Tekno-girişimlerin yükselmesi, dünyada bir anlamda söz edilen ama görece cılız bir etki bırakan, çevrenin korunması, sürdürülebilirlik, verimlilik, paylaşımcılık gibi kavramların daha güçlü savunulmasına, politikalar belirlenirken bu kavramlar etrafında ortaya atılan ilkeler etrafında şekillenmesi noktasında dikkatli olunmasını sağlayacaktı. Her bir teknoloji girişimi, erişilebilir ve demokratik bir dünya idealini beslemekte, aynı zamanda doğa karşısında radikal bir ilerleme gösteren insanlığın doğayı yeniden kazanmasına alan açacaktı.

Bu idealler etrafında, özellikle teknoloji girişimciliği noktasında, paylaşımlı kullanım kültürü yavaş yavaş yaygınlaşacak, kullanıcıların kullanmadıkları veya paylaşabilecekleri mülk ve eşyalarını tamamen yabancı kişilerle paylaştıkları, bazen aynı arabada, bazen aynı evde bazense aynı eşyalar üzerinde bir süreliğine kullanım hakkı edindikleri yeni bir ekonomi modeli ortaya çıkacaktır. New York Üniversitesi İşletme Profesörü Arun Sundararajan’ “topluluk-tabanlı kapitalizm” olarak adlandırdığı, ama genel kullanımda ‘paylaşım ekonomisi’ olarak bildiğimiz bu yeni ekonomik sistem, bir idealden yükselerek geleceğin umudu olarak gösterilecektir.

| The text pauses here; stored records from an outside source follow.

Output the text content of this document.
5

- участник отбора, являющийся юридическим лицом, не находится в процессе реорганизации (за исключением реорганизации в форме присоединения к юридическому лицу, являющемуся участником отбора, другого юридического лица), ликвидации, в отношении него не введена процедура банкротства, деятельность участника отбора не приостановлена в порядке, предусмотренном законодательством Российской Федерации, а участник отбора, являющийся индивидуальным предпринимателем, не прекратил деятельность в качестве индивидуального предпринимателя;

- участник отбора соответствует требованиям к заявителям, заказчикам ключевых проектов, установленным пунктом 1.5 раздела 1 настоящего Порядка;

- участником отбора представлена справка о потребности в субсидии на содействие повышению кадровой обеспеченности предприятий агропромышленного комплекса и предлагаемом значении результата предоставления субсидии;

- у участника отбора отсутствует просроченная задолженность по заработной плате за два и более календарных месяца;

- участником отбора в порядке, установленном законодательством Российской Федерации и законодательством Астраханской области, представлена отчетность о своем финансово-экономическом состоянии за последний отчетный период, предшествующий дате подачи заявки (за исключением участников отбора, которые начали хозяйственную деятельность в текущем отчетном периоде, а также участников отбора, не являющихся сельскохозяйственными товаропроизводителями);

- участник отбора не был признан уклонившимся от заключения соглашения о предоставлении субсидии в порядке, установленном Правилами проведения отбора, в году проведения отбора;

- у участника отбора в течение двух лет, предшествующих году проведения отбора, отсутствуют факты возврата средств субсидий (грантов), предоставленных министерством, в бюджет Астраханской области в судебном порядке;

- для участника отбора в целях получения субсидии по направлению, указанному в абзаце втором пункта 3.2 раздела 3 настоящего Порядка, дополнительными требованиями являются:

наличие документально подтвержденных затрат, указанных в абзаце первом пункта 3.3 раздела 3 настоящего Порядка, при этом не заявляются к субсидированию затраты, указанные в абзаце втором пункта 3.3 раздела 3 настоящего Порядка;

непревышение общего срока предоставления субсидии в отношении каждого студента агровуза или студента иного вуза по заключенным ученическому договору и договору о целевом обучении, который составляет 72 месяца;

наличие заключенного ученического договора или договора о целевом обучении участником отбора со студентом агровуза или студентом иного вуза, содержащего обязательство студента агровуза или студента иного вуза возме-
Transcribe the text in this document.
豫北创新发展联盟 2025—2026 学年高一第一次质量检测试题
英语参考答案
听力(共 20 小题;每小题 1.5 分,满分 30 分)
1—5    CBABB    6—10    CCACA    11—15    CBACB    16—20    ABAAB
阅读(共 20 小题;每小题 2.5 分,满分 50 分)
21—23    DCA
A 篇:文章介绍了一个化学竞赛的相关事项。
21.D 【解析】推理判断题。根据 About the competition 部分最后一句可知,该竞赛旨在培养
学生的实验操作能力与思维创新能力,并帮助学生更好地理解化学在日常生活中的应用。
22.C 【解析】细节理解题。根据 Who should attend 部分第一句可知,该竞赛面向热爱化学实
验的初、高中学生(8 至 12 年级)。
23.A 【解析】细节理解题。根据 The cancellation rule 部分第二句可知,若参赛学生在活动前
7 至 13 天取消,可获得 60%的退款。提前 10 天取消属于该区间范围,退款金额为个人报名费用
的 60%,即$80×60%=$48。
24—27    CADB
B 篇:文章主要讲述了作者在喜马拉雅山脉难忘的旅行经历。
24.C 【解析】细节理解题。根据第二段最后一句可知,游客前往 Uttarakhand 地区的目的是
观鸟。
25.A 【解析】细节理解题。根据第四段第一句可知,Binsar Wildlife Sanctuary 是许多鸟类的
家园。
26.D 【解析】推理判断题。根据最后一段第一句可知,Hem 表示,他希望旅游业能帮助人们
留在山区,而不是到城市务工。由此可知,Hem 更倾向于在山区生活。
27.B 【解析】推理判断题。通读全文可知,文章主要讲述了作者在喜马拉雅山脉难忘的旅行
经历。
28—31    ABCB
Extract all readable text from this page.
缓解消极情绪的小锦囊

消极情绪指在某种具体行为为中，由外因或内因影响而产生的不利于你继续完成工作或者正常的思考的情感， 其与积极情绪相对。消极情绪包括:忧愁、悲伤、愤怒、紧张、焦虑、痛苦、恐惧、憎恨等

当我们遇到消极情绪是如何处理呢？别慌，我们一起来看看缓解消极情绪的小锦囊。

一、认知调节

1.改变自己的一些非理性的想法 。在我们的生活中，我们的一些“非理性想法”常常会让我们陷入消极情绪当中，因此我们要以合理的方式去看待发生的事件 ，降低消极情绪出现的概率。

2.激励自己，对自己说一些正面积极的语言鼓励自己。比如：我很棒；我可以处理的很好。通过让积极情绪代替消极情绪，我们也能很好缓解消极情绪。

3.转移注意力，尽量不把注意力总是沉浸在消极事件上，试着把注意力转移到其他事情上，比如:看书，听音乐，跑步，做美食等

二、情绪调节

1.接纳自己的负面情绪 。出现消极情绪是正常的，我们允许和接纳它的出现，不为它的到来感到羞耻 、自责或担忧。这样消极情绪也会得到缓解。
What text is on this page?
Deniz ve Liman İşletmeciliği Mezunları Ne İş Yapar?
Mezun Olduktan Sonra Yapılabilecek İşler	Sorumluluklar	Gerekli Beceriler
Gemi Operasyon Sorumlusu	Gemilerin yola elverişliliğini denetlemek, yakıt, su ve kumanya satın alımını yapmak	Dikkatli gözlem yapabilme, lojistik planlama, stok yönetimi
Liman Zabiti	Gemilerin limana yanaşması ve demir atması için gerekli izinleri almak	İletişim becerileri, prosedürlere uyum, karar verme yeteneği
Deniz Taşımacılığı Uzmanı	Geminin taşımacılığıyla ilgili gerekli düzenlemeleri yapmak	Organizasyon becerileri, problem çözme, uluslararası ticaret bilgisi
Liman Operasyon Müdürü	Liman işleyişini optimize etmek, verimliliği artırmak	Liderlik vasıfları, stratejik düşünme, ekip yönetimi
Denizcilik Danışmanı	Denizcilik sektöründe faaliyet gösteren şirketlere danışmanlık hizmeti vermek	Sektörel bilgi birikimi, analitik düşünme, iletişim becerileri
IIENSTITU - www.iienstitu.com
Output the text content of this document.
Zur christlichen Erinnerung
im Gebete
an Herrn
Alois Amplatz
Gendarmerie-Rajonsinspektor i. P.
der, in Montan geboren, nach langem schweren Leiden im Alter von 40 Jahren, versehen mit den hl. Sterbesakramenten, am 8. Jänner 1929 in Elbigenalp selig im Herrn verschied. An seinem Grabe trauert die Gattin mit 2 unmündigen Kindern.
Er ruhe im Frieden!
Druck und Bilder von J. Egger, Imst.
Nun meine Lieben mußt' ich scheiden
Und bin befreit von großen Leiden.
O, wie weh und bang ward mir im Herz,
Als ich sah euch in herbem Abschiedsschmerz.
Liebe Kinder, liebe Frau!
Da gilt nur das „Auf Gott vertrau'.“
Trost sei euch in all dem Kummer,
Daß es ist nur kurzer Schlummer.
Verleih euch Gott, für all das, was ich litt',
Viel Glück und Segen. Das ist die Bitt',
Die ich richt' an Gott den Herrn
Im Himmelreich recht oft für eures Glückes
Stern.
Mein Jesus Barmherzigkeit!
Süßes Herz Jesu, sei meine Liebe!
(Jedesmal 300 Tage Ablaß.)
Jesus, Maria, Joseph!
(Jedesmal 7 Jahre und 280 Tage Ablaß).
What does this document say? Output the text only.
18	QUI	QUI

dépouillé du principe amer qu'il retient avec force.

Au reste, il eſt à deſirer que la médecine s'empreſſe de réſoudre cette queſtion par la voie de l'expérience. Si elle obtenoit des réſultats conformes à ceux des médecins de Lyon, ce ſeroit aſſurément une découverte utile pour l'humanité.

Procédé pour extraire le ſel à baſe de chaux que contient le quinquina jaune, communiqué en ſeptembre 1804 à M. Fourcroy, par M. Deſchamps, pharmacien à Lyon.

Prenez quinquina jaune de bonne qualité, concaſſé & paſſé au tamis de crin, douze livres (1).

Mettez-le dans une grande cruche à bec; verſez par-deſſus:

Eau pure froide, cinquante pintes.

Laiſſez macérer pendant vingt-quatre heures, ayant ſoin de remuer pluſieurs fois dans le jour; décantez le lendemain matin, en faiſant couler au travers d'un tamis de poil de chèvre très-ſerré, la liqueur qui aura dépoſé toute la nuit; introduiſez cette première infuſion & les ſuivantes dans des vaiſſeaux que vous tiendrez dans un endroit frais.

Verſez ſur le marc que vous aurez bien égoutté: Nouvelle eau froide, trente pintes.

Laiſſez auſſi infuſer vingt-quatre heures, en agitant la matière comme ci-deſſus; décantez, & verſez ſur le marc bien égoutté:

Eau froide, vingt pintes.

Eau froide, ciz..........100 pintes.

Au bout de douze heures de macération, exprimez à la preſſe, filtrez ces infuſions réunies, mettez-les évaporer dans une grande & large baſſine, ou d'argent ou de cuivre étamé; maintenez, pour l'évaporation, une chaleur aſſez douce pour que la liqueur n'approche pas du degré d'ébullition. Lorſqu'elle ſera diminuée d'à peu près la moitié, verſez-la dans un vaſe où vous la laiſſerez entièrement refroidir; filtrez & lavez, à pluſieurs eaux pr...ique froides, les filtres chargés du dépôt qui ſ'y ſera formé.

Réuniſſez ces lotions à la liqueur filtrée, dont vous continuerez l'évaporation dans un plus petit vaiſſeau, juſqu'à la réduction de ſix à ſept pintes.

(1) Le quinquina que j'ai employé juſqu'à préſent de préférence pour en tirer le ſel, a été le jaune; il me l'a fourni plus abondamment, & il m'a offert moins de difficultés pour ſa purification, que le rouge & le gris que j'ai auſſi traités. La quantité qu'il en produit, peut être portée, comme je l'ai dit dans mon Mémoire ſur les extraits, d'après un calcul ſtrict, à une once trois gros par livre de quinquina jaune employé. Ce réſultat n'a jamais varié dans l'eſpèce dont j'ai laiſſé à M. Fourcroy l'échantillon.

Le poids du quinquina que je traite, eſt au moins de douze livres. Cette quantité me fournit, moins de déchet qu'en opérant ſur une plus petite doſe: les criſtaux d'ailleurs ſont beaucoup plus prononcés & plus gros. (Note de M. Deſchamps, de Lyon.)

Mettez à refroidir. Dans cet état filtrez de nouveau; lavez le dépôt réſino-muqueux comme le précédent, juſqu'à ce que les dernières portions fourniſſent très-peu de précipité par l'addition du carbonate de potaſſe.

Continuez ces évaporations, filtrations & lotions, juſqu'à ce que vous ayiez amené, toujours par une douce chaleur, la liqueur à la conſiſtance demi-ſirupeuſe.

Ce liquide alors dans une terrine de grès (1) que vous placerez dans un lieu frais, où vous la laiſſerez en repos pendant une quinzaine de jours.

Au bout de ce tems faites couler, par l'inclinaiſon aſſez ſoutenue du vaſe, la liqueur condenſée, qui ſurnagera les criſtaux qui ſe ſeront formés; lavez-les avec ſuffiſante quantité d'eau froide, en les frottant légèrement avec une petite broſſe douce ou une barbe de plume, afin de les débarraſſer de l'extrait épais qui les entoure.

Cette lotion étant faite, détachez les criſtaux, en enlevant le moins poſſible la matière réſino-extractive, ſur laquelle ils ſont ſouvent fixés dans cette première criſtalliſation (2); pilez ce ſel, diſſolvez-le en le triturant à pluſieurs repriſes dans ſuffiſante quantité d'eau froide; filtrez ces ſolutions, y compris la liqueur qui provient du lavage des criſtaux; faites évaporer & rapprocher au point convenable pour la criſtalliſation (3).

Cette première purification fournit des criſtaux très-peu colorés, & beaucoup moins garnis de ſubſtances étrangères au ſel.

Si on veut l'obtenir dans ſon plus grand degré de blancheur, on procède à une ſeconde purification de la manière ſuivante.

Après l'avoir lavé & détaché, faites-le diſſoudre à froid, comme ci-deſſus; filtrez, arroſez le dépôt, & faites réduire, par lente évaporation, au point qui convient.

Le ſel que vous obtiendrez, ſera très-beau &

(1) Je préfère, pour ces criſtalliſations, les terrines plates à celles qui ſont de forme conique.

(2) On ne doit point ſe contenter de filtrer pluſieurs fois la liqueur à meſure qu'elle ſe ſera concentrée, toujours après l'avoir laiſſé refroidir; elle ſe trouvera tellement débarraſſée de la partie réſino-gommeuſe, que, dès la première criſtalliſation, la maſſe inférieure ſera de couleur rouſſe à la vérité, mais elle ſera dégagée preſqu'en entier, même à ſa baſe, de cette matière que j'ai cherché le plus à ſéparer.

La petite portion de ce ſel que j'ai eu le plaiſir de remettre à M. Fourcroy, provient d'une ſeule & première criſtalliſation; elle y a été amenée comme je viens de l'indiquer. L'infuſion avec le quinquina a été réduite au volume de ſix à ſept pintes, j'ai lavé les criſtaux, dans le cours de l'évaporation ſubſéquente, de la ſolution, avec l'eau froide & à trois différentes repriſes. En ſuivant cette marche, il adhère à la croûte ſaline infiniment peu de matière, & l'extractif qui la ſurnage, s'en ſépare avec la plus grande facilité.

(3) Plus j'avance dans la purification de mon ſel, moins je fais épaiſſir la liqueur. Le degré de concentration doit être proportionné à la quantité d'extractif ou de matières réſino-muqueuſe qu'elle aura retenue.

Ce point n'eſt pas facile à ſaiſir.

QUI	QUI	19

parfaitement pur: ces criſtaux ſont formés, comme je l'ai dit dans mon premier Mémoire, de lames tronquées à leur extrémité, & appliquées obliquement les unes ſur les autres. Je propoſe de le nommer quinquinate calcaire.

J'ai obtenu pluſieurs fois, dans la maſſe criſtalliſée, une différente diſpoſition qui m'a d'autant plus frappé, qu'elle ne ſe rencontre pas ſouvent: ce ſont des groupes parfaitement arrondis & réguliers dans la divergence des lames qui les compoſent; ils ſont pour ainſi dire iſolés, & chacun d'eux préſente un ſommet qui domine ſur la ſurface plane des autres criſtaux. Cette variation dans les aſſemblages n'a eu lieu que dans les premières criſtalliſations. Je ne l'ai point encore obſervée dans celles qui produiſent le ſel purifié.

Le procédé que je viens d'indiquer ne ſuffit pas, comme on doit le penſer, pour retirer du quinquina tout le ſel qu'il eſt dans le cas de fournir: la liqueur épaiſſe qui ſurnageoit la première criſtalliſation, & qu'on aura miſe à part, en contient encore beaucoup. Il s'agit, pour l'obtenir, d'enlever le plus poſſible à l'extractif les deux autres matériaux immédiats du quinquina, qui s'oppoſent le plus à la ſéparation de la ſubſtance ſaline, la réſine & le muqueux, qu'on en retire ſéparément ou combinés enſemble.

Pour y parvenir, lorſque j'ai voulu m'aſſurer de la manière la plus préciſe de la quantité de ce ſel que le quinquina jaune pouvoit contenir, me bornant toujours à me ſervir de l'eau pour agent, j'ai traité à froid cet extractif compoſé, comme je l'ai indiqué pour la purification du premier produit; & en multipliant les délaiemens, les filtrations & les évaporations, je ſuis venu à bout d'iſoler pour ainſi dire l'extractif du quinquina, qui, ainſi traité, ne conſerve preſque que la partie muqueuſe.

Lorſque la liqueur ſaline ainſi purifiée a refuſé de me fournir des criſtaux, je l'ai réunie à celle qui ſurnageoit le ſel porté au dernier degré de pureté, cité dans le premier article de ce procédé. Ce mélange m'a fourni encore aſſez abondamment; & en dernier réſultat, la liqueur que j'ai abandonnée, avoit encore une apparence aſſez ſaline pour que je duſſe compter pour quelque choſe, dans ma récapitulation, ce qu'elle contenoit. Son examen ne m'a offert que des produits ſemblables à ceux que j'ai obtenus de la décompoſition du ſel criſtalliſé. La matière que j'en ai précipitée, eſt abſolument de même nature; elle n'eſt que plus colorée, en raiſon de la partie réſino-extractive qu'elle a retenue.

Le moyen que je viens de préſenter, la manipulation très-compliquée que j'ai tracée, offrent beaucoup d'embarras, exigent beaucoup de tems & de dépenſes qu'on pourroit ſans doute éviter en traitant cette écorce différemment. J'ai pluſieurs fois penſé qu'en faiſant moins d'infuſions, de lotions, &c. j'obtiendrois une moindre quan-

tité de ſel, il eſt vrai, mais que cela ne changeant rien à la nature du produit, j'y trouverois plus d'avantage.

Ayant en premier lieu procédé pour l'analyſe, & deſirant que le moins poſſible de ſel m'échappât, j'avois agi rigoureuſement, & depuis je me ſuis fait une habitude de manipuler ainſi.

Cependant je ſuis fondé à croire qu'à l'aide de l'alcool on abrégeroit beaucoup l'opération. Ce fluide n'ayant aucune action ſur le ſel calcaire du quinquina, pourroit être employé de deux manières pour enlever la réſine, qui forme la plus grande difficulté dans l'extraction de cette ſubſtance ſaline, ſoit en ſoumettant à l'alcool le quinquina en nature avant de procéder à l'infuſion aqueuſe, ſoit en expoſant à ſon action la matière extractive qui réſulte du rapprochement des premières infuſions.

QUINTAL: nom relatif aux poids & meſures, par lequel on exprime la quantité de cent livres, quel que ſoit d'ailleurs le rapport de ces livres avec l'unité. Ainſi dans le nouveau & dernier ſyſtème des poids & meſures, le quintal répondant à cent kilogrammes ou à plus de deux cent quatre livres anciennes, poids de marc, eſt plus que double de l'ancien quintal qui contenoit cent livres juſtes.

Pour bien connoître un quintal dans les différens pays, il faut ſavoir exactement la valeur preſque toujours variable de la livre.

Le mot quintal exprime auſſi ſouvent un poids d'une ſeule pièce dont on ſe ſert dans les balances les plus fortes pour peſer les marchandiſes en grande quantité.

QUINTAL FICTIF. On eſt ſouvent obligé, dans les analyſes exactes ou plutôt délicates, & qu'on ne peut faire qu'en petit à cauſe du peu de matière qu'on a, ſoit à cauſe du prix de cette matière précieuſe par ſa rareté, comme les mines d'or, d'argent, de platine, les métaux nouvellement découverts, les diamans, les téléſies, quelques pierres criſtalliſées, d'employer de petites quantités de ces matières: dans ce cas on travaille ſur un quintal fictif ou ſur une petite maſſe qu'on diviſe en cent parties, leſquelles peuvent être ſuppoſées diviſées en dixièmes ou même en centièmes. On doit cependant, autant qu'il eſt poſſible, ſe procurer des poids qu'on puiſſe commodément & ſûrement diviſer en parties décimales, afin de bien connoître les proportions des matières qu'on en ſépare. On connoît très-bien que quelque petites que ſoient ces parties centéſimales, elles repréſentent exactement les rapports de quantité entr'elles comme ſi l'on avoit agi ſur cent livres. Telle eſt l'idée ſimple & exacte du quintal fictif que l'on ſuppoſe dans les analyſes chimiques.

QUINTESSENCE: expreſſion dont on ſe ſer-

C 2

Paylaşılan ama bölüşülmeyen

Paylaşım ekonomisi temelde anlamlı bir ideal üzerinden yükseliyor. Bu ideal, doğayı tahrip eden insanlığın sahip olma güdüsü ama bugün geldiğimiz noktada herkes sahip olursa, kaynaklar daha fazla bu talebe dayanamayıp dünya yaşanmaz bir yer haline gelecek. O zaman ihtiyacımız olan şeyi satın almak yerine ihtiyacım kadar kullanıp, daha sonra geri bırakayım ve diğer ihtiyacı olanlar da kullanarak sürdürülebilir bir model oluşturalım şeklinde özetlenebilecek bir yaklaşıma sahip.

İdeal düzlemde anlamlı olan bu yaklaşımla birlikte Uber, BlaBlaCar, Martı, Airbnb gibi şirketler, araç ve mülk sahiplerini ortak bir platformda birleştirerek, düşük sayılabilecek ücretlere, hem ulaşım hem de konaklama konusunda ciddi avantajlar sağlayarak, kişilerin kısa süreli ihtiyaçlarına çözüm sunmakta. Aynı zamanda başta konaklama olmak üzere ciddi yatırım ve çevreye etki maliyeti olan yatırımların da en aza indirilmesine ön ayak olarak karbon salınımı noktasında önemli bir adım atmış oluyorlar. Paylaşım ekonomisi bu konuda o kadar önemli bir yere sahip ki, paylaşımlı araç kullanımı sayesinde trafikteki araç sayısının üçte bir oranında düşeceği ve trafiğin yüzde yetmiş azalacağı öngörülmektedir.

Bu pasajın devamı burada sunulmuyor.